ArtSeen
Jackie Saccoccio: Femme Brut

On View
Van Doren Waxter & ChartJanuary 22 – March 21, 2020
New York
Layers of texture and materials—paint, oil pastel, and mica—supported by pattern upon pattern in shaky thin lines set the foundation for Jackie Saccocio’s forceful, physically and emotionally self-reflective paintings. Characterized by a massiveness that insists on domination and a spontaneity and assertiveness that evokes the raw, unrefined style of Art Brut, Saccoccio’s huge paintings at CHART Fine Art in Tribeca and at Van Doren Waxter on the Upper East Side, stake a nuanced feminist stance against blunt masculinity. It gives and takes, pressing into play layers of brightly colored poetic passages held in place by a scrim of dark, web-like grids that call to mind fencing or scaffolding, electrical connections, and all manner of detritus.
Saccoccio often tops this architectural conglomeration with rich, steamy gestures that threaten and obfuscate as they create profound depth by means of fiery bursts of orange with yellow and red, green, and blue. They offer a cautionary tale for the moment, suggesting the polluted atmosphere, the dark ocean, the molten earth.
The paintings are remarkably dependent on scale. They project the seductive power of Gustave Courbet’s forests as well as the dripping grandeur of French Romantic painter Gustave Moreau’s dramatic mystical paintings marked by forceful veils of color.
Throughout, there’s a tension between all manner of opposites—masculine and feminine, city and country, nature and the manmade, accident and intention. Compound emotions are locked in among the layers and offer a glimpse of Saccoccio’s thought processes.
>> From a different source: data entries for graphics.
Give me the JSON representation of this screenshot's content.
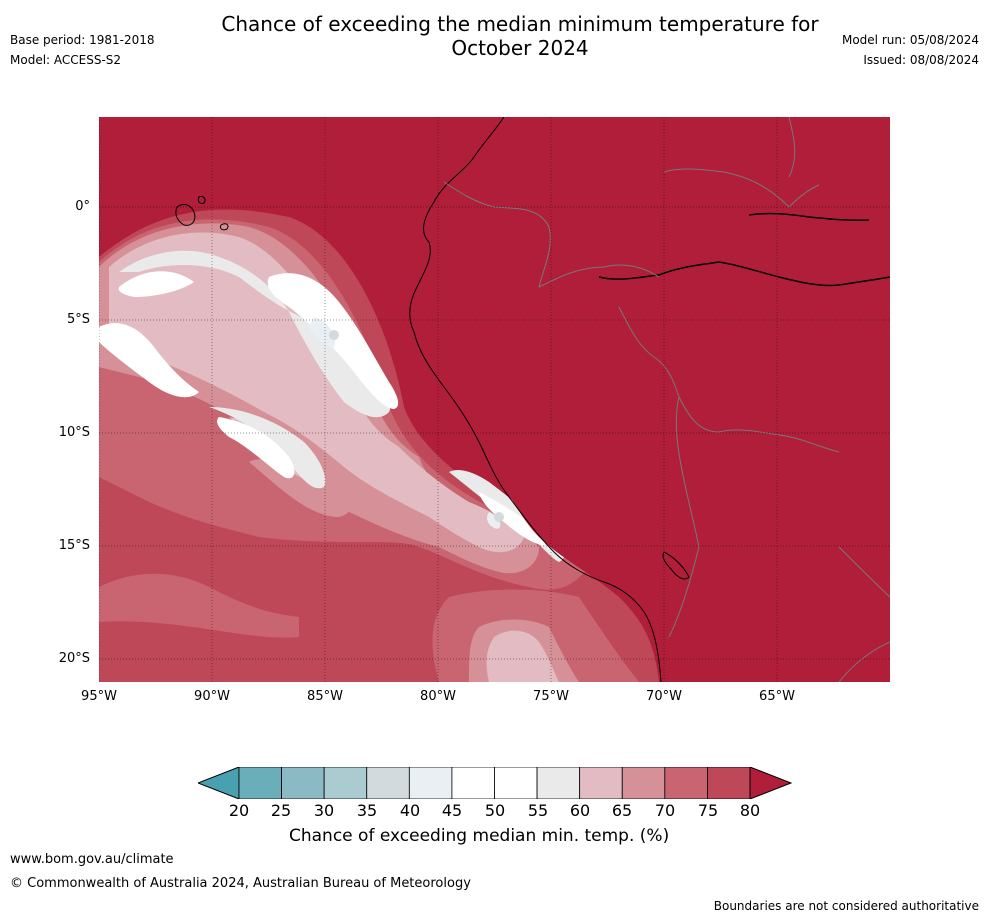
{
  "title_line1": "Chance of exceeding the median minimum temperature for",
  "title_line2": "October 2024",
  "base_period": "Base period: 1981-2018",
  "model": "Model: ACCESS-S2",
  "model_run": "Model run: 05/08/2024",
  "issued": "Issued: 08/08/2024",
  "lat_labels": [
    "0°",
    "5°S",
    "10°S",
    "15°S",
    "20°S"
  ],
  "lon_labels": [
    "95°W",
    "90°W",
    "85°W",
    "80°W",
    "75°W",
    "70°W",
    "65°W"
  ],
  "colorbar": {
    "ticks": [
      "20",
      "25",
      "30",
      "35",
      "40",
      "45",
      "50",
      "55",
      "60",
      "65",
      "70",
      "75",
      "80"
    ],
    "colors": [
      "#48a0b0",
      "#6aaeba",
      "#8bbac4",
      "#aacbd0",
      "#d2dadd",
      "#e9eff2",
      "#ffffff",
      "#ffffff",
      "#ebeaea",
      "#e2bcc2",
      "#d69097",
      "#c96571",
      "#be4857",
      "#b01e3a"
    ],
    "label": "Chance of exceeding median min. temp. (%)"
  },
  "footer_url": "www.bom.gov.au/climate",
  "copyright": "© Commonwealth of Australia 2024, Australian Bureau of Meteorology",
  "disclaimer": "Boundaries are not considered authoritative"
}
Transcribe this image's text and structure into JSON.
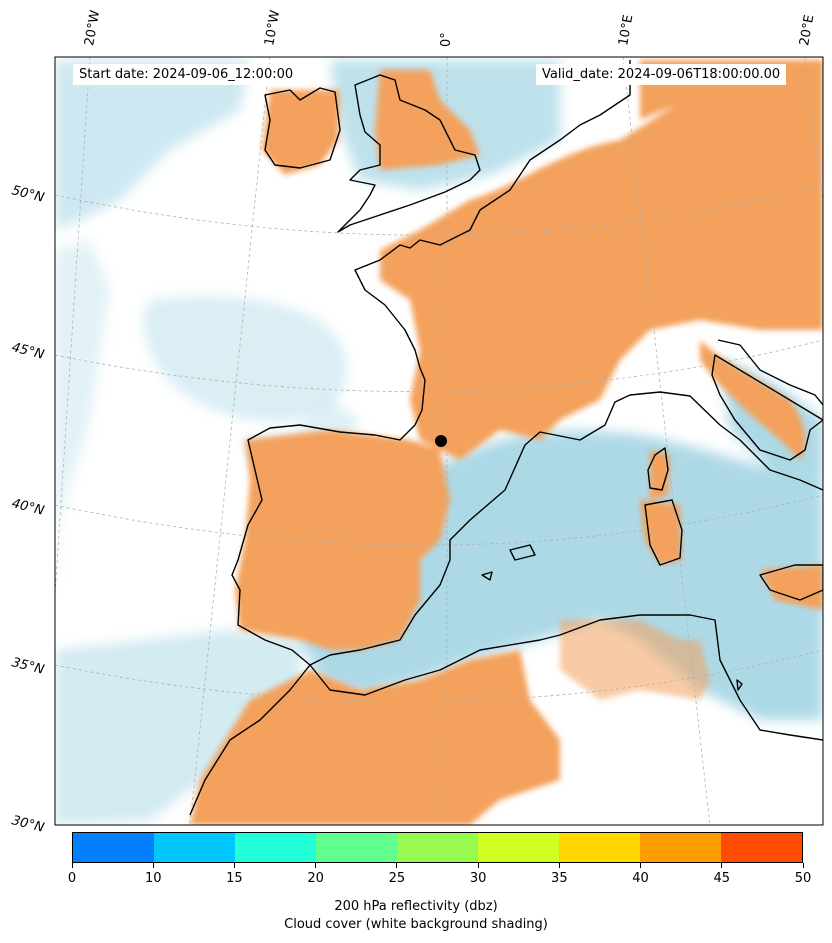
{
  "header": {
    "start_date": "Start date: 2024-09-06_12:00:00",
    "valid_date": "Valid_date: 2024-09-06T18:00:00.00"
  },
  "lon_labels": [
    "20°W",
    "10°W",
    "0°",
    "10°E",
    "20°E"
  ],
  "lat_labels": [
    "50°N",
    "45°N",
    "40°N",
    "35°N",
    "30°N"
  ],
  "colors": {
    "land_warm": "#f3a15c",
    "cloud_blue": "#a9d7e6",
    "coast": "#000000",
    "grid": "#b0b0b0"
  },
  "colorbar": {
    "ticks": [
      "0",
      "10",
      "15",
      "20",
      "25",
      "30",
      "35",
      "40",
      "45",
      "50"
    ],
    "colors": [
      "#0080ff",
      "#00c8ff",
      "#20ffd8",
      "#60ff90",
      "#96fa50",
      "#d2ff22",
      "#ffd800",
      "#ff9d00",
      "#ff4c00"
    ],
    "label": "200 hPa reflectivity (dbz)",
    "sublabel": "Cloud cover (white background shading)"
  }
}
The artist refers to her paintings as portraits of a sort, and while they are decidedly abstract, with no clearly defined human figure or even attitude detectable, they do contain fragments of shapes—a faint shadow of human head, struggling to emerge, the curve of an ear, perhaps, the outline of a partially bald pate.

Where Pollock and or Krasner might affix fragments of discarded canvases to new paintings, Saccoccio presses or drips paint from completed works onto new ones. The process perpetuates a material narrative, rendering her art production one whole piece—a compositional fabric, a running narrative, an autobiography in a palimpsest.
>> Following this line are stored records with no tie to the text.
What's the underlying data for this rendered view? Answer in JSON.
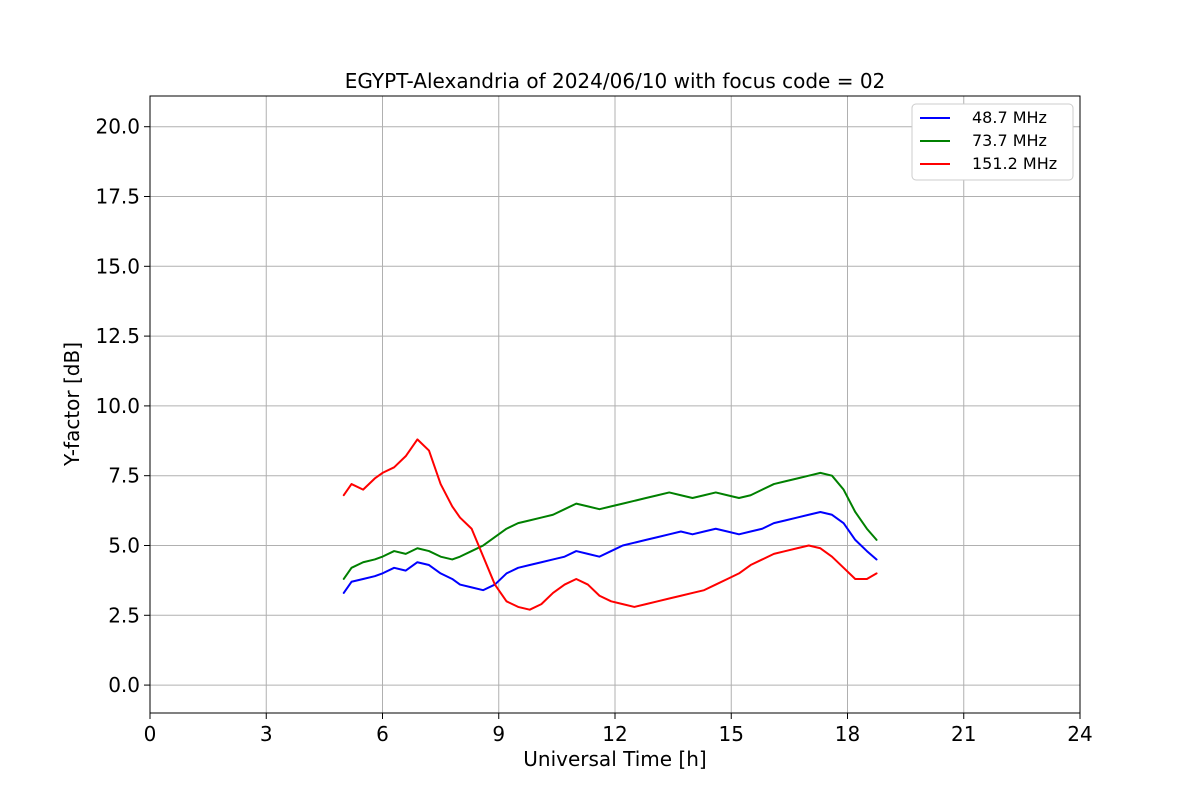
{
  "chart_data": {
    "type": "line",
    "title": "EGYPT-Alexandria of 2024/06/10 with focus code = 02",
    "xlabel": "Universal Time [h]",
    "ylabel": "Y-factor [dB]",
    "xlim": [
      0,
      24
    ],
    "ylim": [
      -1.0,
      21.1
    ],
    "x_ticks": [
      0,
      3,
      6,
      9,
      12,
      15,
      18,
      21,
      24
    ],
    "x_tick_labels": [
      "0",
      "3",
      "6",
      "9",
      "12",
      "15",
      "18",
      "21",
      "24"
    ],
    "y_ticks": [
      0.0,
      2.5,
      5.0,
      7.5,
      10.0,
      12.5,
      15.0,
      17.5,
      20.0
    ],
    "y_tick_labels": [
      "0.0",
      "2.5",
      "5.0",
      "7.5",
      "10.0",
      "12.5",
      "15.0",
      "17.5",
      "20.0"
    ],
    "grid": true,
    "legend_position": "top-right",
    "series": [
      {
        "name": "48.7 MHz",
        "color": "#0000ff",
        "x": [
          5.0,
          5.2,
          5.5,
          5.8,
          6.0,
          6.3,
          6.6,
          6.9,
          7.2,
          7.5,
          7.8,
          8.0,
          8.3,
          8.6,
          8.9,
          9.2,
          9.5,
          9.8,
          10.1,
          10.4,
          10.7,
          11.0,
          11.3,
          11.6,
          11.9,
          12.2,
          12.5,
          12.8,
          13.1,
          13.4,
          13.7,
          14.0,
          14.3,
          14.6,
          14.9,
          15.2,
          15.5,
          15.8,
          16.1,
          16.4,
          16.7,
          17.0,
          17.3,
          17.6,
          17.9,
          18.2,
          18.5,
          18.75
        ],
        "y": [
          3.3,
          3.7,
          3.8,
          3.9,
          4.0,
          4.2,
          4.1,
          4.4,
          4.3,
          4.0,
          3.8,
          3.6,
          3.5,
          3.4,
          3.6,
          4.0,
          4.2,
          4.3,
          4.4,
          4.5,
          4.6,
          4.8,
          4.7,
          4.6,
          4.8,
          5.0,
          5.1,
          5.2,
          5.3,
          5.4,
          5.5,
          5.4,
          5.5,
          5.6,
          5.5,
          5.4,
          5.5,
          5.6,
          5.8,
          5.9,
          6.0,
          6.1,
          6.2,
          6.1,
          5.8,
          5.2,
          4.8,
          4.5
        ]
      },
      {
        "name": "73.7 MHz",
        "color": "#008000",
        "x": [
          5.0,
          5.2,
          5.5,
          5.8,
          6.0,
          6.3,
          6.6,
          6.9,
          7.2,
          7.5,
          7.8,
          8.0,
          8.3,
          8.6,
          8.9,
          9.2,
          9.5,
          9.8,
          10.1,
          10.4,
          10.7,
          11.0,
          11.3,
          11.6,
          11.9,
          12.2,
          12.5,
          12.8,
          13.1,
          13.4,
          13.7,
          14.0,
          14.3,
          14.6,
          14.9,
          15.2,
          15.5,
          15.8,
          16.1,
          16.4,
          16.7,
          17.0,
          17.3,
          17.6,
          17.9,
          18.2,
          18.5,
          18.75
        ],
        "y": [
          3.8,
          4.2,
          4.4,
          4.5,
          4.6,
          4.8,
          4.7,
          4.9,
          4.8,
          4.6,
          4.5,
          4.6,
          4.8,
          5.0,
          5.3,
          5.6,
          5.8,
          5.9,
          6.0,
          6.1,
          6.3,
          6.5,
          6.4,
          6.3,
          6.4,
          6.5,
          6.6,
          6.7,
          6.8,
          6.9,
          6.8,
          6.7,
          6.8,
          6.9,
          6.8,
          6.7,
          6.8,
          7.0,
          7.2,
          7.3,
          7.4,
          7.5,
          7.6,
          7.5,
          7.0,
          6.2,
          5.6,
          5.2
        ]
      },
      {
        "name": "151.2 MHz",
        "color": "#ff0000",
        "x": [
          5.0,
          5.2,
          5.5,
          5.8,
          6.0,
          6.3,
          6.6,
          6.9,
          7.2,
          7.5,
          7.8,
          8.0,
          8.3,
          8.6,
          8.9,
          9.2,
          9.5,
          9.8,
          10.1,
          10.4,
          10.7,
          11.0,
          11.3,
          11.6,
          11.9,
          12.2,
          12.5,
          12.8,
          13.1,
          13.4,
          13.7,
          14.0,
          14.3,
          14.6,
          14.9,
          15.2,
          15.5,
          15.8,
          16.1,
          16.4,
          16.7,
          17.0,
          17.3,
          17.6,
          17.9,
          18.2,
          18.5,
          18.75
        ],
        "y": [
          6.8,
          7.2,
          7.0,
          7.4,
          7.6,
          7.8,
          8.2,
          8.8,
          8.4,
          7.2,
          6.4,
          6.0,
          5.6,
          4.6,
          3.6,
          3.0,
          2.8,
          2.7,
          2.9,
          3.3,
          3.6,
          3.8,
          3.6,
          3.2,
          3.0,
          2.9,
          2.8,
          2.9,
          3.0,
          3.1,
          3.2,
          3.3,
          3.4,
          3.6,
          3.8,
          4.0,
          4.3,
          4.5,
          4.7,
          4.8,
          4.9,
          5.0,
          4.9,
          4.6,
          4.2,
          3.8,
          3.8,
          4.0
        ]
      }
    ],
    "annotations": []
  }
}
Among the layers of visible art history are allusions to Courbet, especially to his La Source de la Loue (1864) in her 2019 paintings Source (Convex) and Source (Concave), with its dark voids and sexual provocation. Also in the mix are Paul Cézanne’s progressing and receding cubistic rock formations and underbrush. We see the pushing and pulling of nature and surface. There are as well the forbidding woods of Caspar David Friedrich and, more recently, the mark making of Cy Twombly.
The paintings are theatrical and stagy—paying homage, most notably, to Shakespeare’s The Tempest, as in her 2019 Tempest (Concave) and Tempest (Convex)—and cinematic as they portray the passage of light, its variations, as well as motion. The slow broad gesture calls into play time, acknowledging its progression, and the time involved in creating the paintings. They are both physical and introspective, the layers holding it all together as best they can, aided by the presence of the viewer, which constitutes another layer.
In their self-involvement as a function of the reflective process, the paintings are hermetic and particularly modern—even narcissistic—as they reflect the body as well as the history of former paintings. As such, we might even regard them as selfies, showing off as they conceal.